Katchi abadis were notified under Martial Law Order during the Zia regime after a cut-off date of 1985. Those meeting cut-off date were to be dealt with by municipal corporation and post-1985 by Katchi Abadis Authority of the Sindh government.

“Some [katchi abadis] are literally slums. They are not under our regulatory framework. Residents of these areas don’t pay a single penny to us as taxes,” says a CBH official. “Admittedly, something can be done to bring these katchi abadis into tax net and in lieu of it, CBH’s services can be extended to them”, admits another board officer while requesting anonymity.

The CBH is an A-class board with 100,000 population. Each CBH ward is divided with a 10,000 population which means over 60pc population is living in CBH’s katchi abadis that are under no framework from CBH’s municipal services point of view. “The CBH doesn’t recover tax from these areas although demands of residents for provision of services are unending,” adds an official.

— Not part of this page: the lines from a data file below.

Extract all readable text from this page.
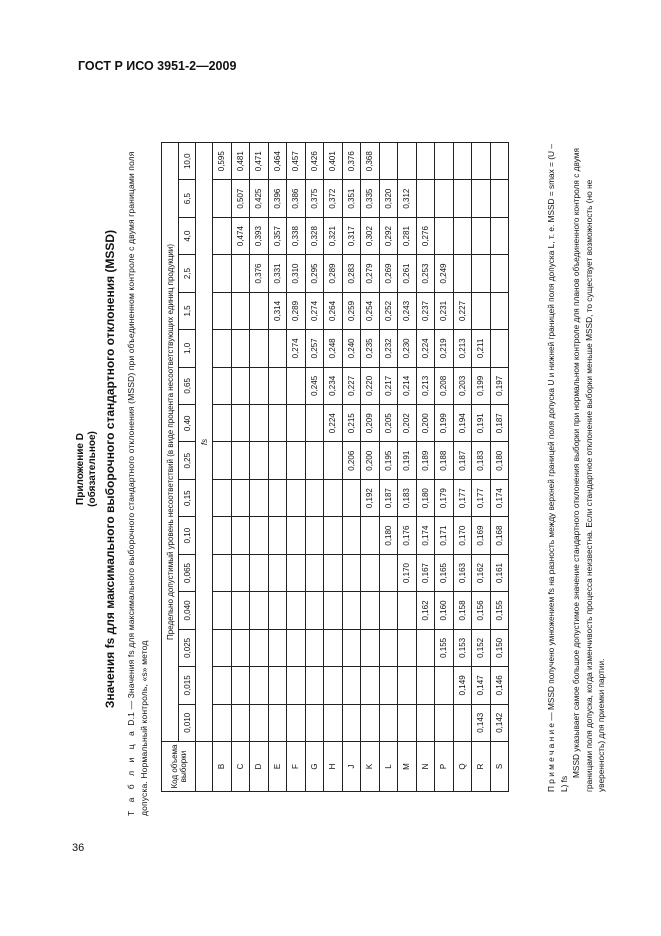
ГОСТ Р ИСО 3951-2—2009
Приложение D (обязательное) Значения fs для максимального выборочного стандартного отклонения (MSSD)
Т а б л и ц а D.1 — Значения fs для максимального выборочного стандартного отклонения (MSSD) при объединенном контроле с двумя границами поля допуска. Нормальный контроль, «s» метод	Код объема выборки	Предельно допустимый уровень несоответствий (в виде процента несоответствующих единиц продукции)															
	0,010	0,015	0,025	0,040	0,065	0,10	0,15	0,25	0,40	0,65	1,0	1,5	2,5	4,0	6,5	10,0
	fs															
B																0,595
C														0,474	0,507	0,481
D													0,376	0,393	0,425	0,471
E												0,314	0,331	0,357	0,396	0,464
F											0,274	0,289	0,310	0,338	0,386	0,457
G										0,245	0,257	0,274	0,295	0,328	0,375	0,426
H									0,224	0,234	0,248	0,264	0,289	0,321	0,372	0,401
J								0,206	0,215	0,227	0,240	0,259	0,283	0,317	0,351	0,376
K							0,192	0,200	0,209	0,220	0,235	0,254	0,279	0,302	0,335	0,368
L						0,180	0,187	0,195	0,205	0,217	0,232	0,252	0,269	0,292	0,320	
M					0,170	0,176	0,183	0,191	0,202	0,214	0,230	0,243	0,261	0,281	0,312	
N				0,162	0,167	0,174	0,180	0,189	0,200	0,213	0,224	0,237	0,253	0,276		
P			0,155	0,160	0,165	0,171	0,179	0,188	0,199	0,208	0,219	0,231	0,249			
Q		0,149	0,153	0,158	0,163	0,170	0,177	0,187	0,194	0,203	0,213	0,227				
R	0,143	0,147	0,152	0,156	0,162	0,169	0,177	0,183	0,191	0,199	0,211					
S	0,142	0,146	0,150	0,155	0,161	0,168	0,174	0,180	0,187	0,197							П р и м е ч а н и е — MSSD получено умножением fs на разность между верхней границей поля допуска U и нижней границей поля допуска L, т. е. MSSD = smax = (U – L) fs

MSSD указывает самое большое допустимое значение стандартного отклонения выборки при нормальном контроле для планов объединенного контроля с двумя границами поля допуска, когда изменчивость процесса неизвестна. Если стандартное отклонение выборки меньше MSSD, то существует возможность (но не уверенность) для приемки партии.

36
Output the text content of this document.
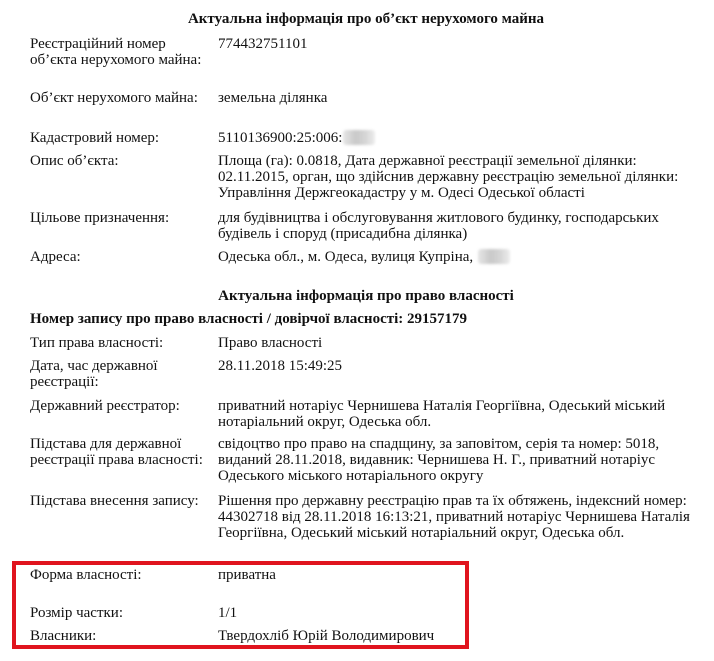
Актуальна інформація про об’єкт нерухомого майна
Реєстраційний номер об’єкта нерухомого майна:
774432751101
Об’єкт нерухомого майна:	земельна ділянка
Кадастровий номер:	5110136900:25:006:
Опис об’єкта:	Площа (га): 0.0818, Дата державної реєстрації земельної ділянки: 02.11.2015, орган, що здійснив державну реєстрацію земельної ділянки: Управління Держгеокадастру у м. Одесі Одеської області
Цільове призначення:	для будівництва і обслуговування житлового будинку, господарських будівель і споруд (присадибна ділянка)
Адреса:	Одеська обл., м. Одеса, вулиця Купріна,
Актуальна інформація про право власності
Номер запису про право власності / довірчої власності: 29157179
Тип права власності:	Право власності
Дата, час державної реєстрації:
28.11.2018 15:49:25
Державний реєстратор:	приватний нотаріус Чернишева Наталія Георгіївна, Одеський міський нотаріальний округ, Одеська обл.
Підстава для державної реєстрації права власності:
свідоцтво про право на спадщину, за заповітом, серія та номер: 5018, виданий 28.11.2018, видавник: Чернишева Н. Г., приватний нотаріус Одеського міського нотаріального округу
Підстава внесення запису:	Рішення про державну реєстрацію прав та їх обтяжень, індексний номер: 44302718 від 28.11.2018 16:13:21, приватний нотаріус Чернишева Наталія Георгіївна, Одеський міський нотаріальний округ, Одеська обл.
Форма власності:	приватна
Розмір частки:	1/1
Власники:	Твердохліб Юрій Володимирович
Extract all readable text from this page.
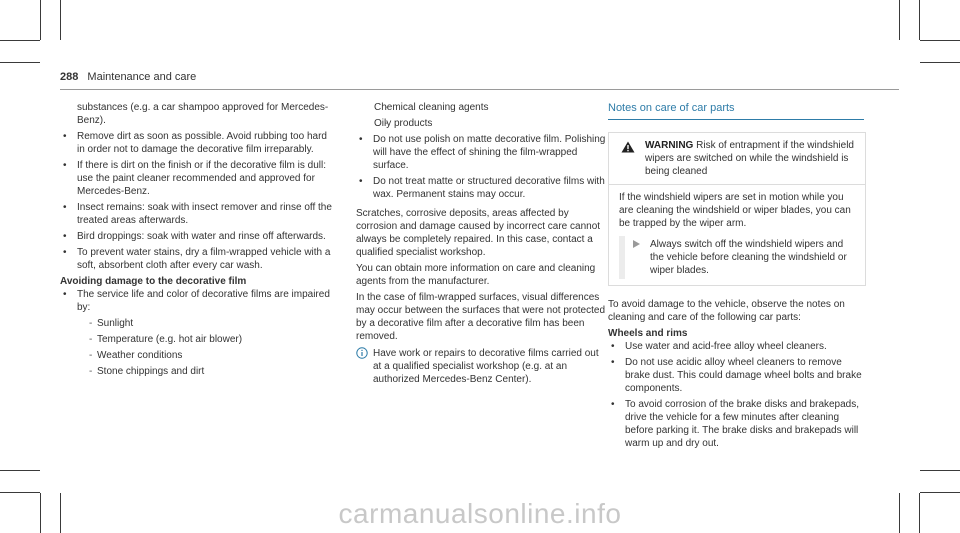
288 Maintenance and care
substances (e.g. a car shampoo approved for Mercedes-Benz).
• Remove dirt as soon as possible. Avoid rubbing too hard in order not to damage the decorative film irreparably.
• If there is dirt on the finish or if the decorative film is dull: use the paint cleaner recommended and approved for Mercedes-Benz.
• Insect remains: soak with insect remover and rinse off the treated areas afterwards.
• Bird droppings: soak with water and rinse off afterwards.
• To prevent water stains, dry a film-wrapped vehicle with a soft, absorbent cloth after every car wash.
Avoiding damage to the decorative film
• The service life and color of decorative films are impaired by:
- Sunlight
- Temperature (e.g. hot air blower)
- Weather conditions
- Stone chippings and dirt
- Chemical cleaning agents
- Oily products
• Do not use polish on matte decorative film. Polishing will have the effect of shining the film-wrapped surface.
• Do not treat matte or structured decorative films with wax. Permanent stains may occur.
Scratches, corrosive deposits, areas affected by corrosion and damage caused by incorrect care cannot always be completely repaired. In this case, contact a qualified specialist workshop.
You can obtain more information on care and cleaning agents from the manufacturer.
In the case of film-wrapped surfaces, visual differences may occur between the surfaces that were not protected by a decorative film after a decorative film has been removed.
Have work or repairs to decorative films carried out at a qualified specialist workshop (e.g. at an authorized Mercedes-Benz Center).
Notes on care of car parts
WARNING Risk of entrapment if the windshield wipers are switched on while the windshield is being cleaned
If the windshield wipers are set in motion while you are cleaning the windshield or wiper blades, you can be trapped by the wiper arm.
Always switch off the windshield wipers and the vehicle before cleaning the windshield or wiper blades.
To avoid damage to the vehicle, observe the notes on cleaning and care of the following car parts:
Wheels and rims
• Use water and acid-free alloy wheel cleaners.
• Do not use acidic alloy wheel cleaners to remove brake dust. This could damage wheel bolts and brake components.
• To avoid corrosion of the brake disks and brakepads, drive the vehicle for a few minutes after cleaning before parking it. The brake disks and brakepads will warm up and dry out.
carmanualsonline.info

The CBH generates its own income through conservancy, property and other taxes which are mainly recovered from four wards that cover two phases of Defence, Civil Lines, Saddar and their commercial areas, properties and markets. CBH’s overall budgetary outlay is around Rs350m inclusive salary expenditures.

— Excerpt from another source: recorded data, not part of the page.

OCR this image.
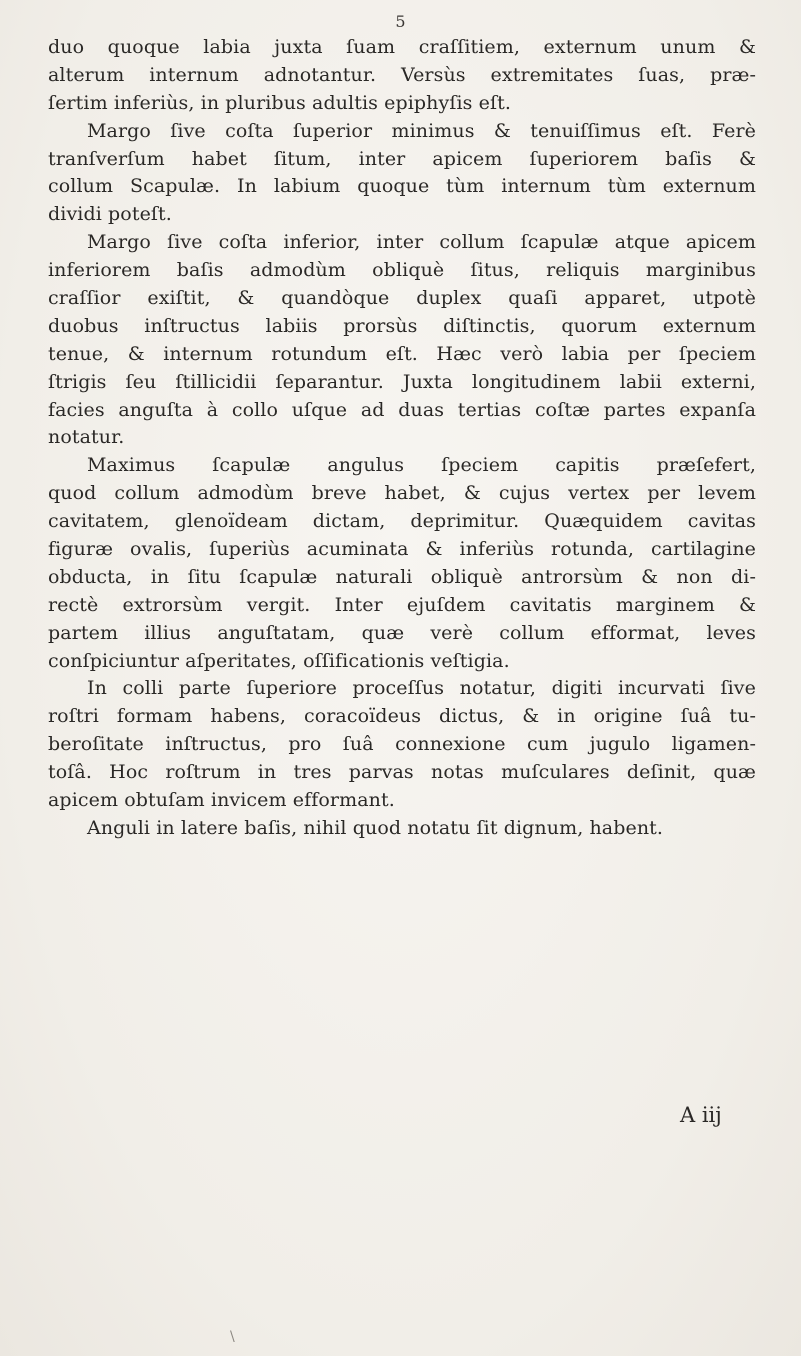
5

duo quoque labia juxta ſuam craſſitiem, externum unum &
alterum internum adnotantur. Versùs extremitates ſuas, præ-
ſertim inferiùs, in pluribus adultis epiphyſis eſt.

Margo ſive coſta ſuperior minimus & tenuiſſimus eſt. Ferè
tranſverſum habet ſitum, inter apicem ſuperiorem baſis &
collum Scapulæ. In labium quoque tùm internum tùm externum
dividi poteſt.

Margo ſive coſta inferior, inter collum ſcapulæ atque apicem
inferiorem baſis admodùm obliquè ſitus, reliquis marginibus
craſſior exiſtit, & quandòque duplex quaſi apparet, utpotè
duobus inſtructus labiis prorsùs diſtinctis, quorum externum
tenue, & internum rotundum eſt. Hæc verò labia per ſpeciem
ſtrigis ſeu ſtillicidii ſeparantur. Juxta longitudinem labii externi,
facies anguſta à collo uſque ad duas tertias coſtæ partes expanſa
notatur.

Maximus ſcapulæ angulus ſpeciem capitis præſefert,
quod collum admodùm breve habet, & cujus vertex per levem
cavitatem, glenoïdeam dictam, deprimitur. Quæquidem cavitas
figuræ ovalis, ſuperiùs acuminata & inferiùs rotunda, cartilagine
obducta, in ſitu ſcapulæ naturali obliquè antrorsùm & non di-
rectè extrorsùm vergit. Inter ejuſdem cavitatis marginem &
partem illius anguſtatam, quæ verè collum efformat, leves
conſpiciuntur aſperitates, oſſificationis veſtigia.

In colli parte ſuperiore proceſſus notatur, digiti incurvati ſive
roſtri formam habens, coracoïdeus dictus, & in origine ſuâ tu-
beroſitate inſtructus, pro ſuâ connexione cum jugulo ligamen-
toſâ. Hoc roſtrum in tres parvas notas muſculares deſinit, quæ
apicem obtuſam invicem efformant.

Anguli in latere baſis, nihil quod notatu ſit dignum, habent.

A iij
\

“We get proposals from all elected members for carrying out development works and given our fiscal space we carry out those works on priority basis. Their main issue is of documentation of their properties in the shape of leases which needs a policy decision,” says CBH chief executive officer (CEO) Zaki Hyder. Insofar as katchi abadis are concerned, he adds, they have their issues. “We try to serve them as much as we can,” he remarks.

In the outgoing elected board members from taxpaying areas often objected to some works executed on the request of katchi abadis’ representatives on the ground that CBH’s funds could not be spent in non-taxpaying area. Levy of conservancy tax of Rs200 for commercial properties in these abadis was discussed, but not given effect.

The CBH had established filtration plants for residents in these abadis to facilitate residents. Interestingly, the CBH itself gets water supply through the Water and Sanitation Agency (Wasa)-run system. The CBH had established a dispensary each in Shah Faisal and Jinnah colonies. But Shah Faisal Colony dispensary has been closed and converted into a skill development centre for women while Jinnah Colony’s dispensary is yet to become functional.

“Usually, development works are carried out by different provincial or National assembly members whose constituencies also cover our areas,” says Mohammad Aslam, resident of one of the katchi abadis of the CBH. “The brick pavement work was done by an MPA,” he adds.

Dwellers of these abadis do not have proprietary rights — their major concern — as the CBH does not allow them leases. Some leases were done in mid- or late 80s for 30 years. “This lease document is issued in the name of my mother,” says Hamid, a resident of Mumtaz Colony. The document bears date of Aug 1987 and plain reading of the text of document shows that it stands expired after 30 years though renewable for 99 years.

“Some leases were issued in 80s by the CBH. But then the federal government stopped issuing leases,” according to one officer. “I think if the government decides to issue leases to them, it can generate considerable income to the board and then we can start levying certain taxes by offering some amenities,” he says.

It was learnt that some proposal was submitted in the past to the defence ministry that governs boards in the country. But no progress was seen or perhaps the federal government has not considered it seriously.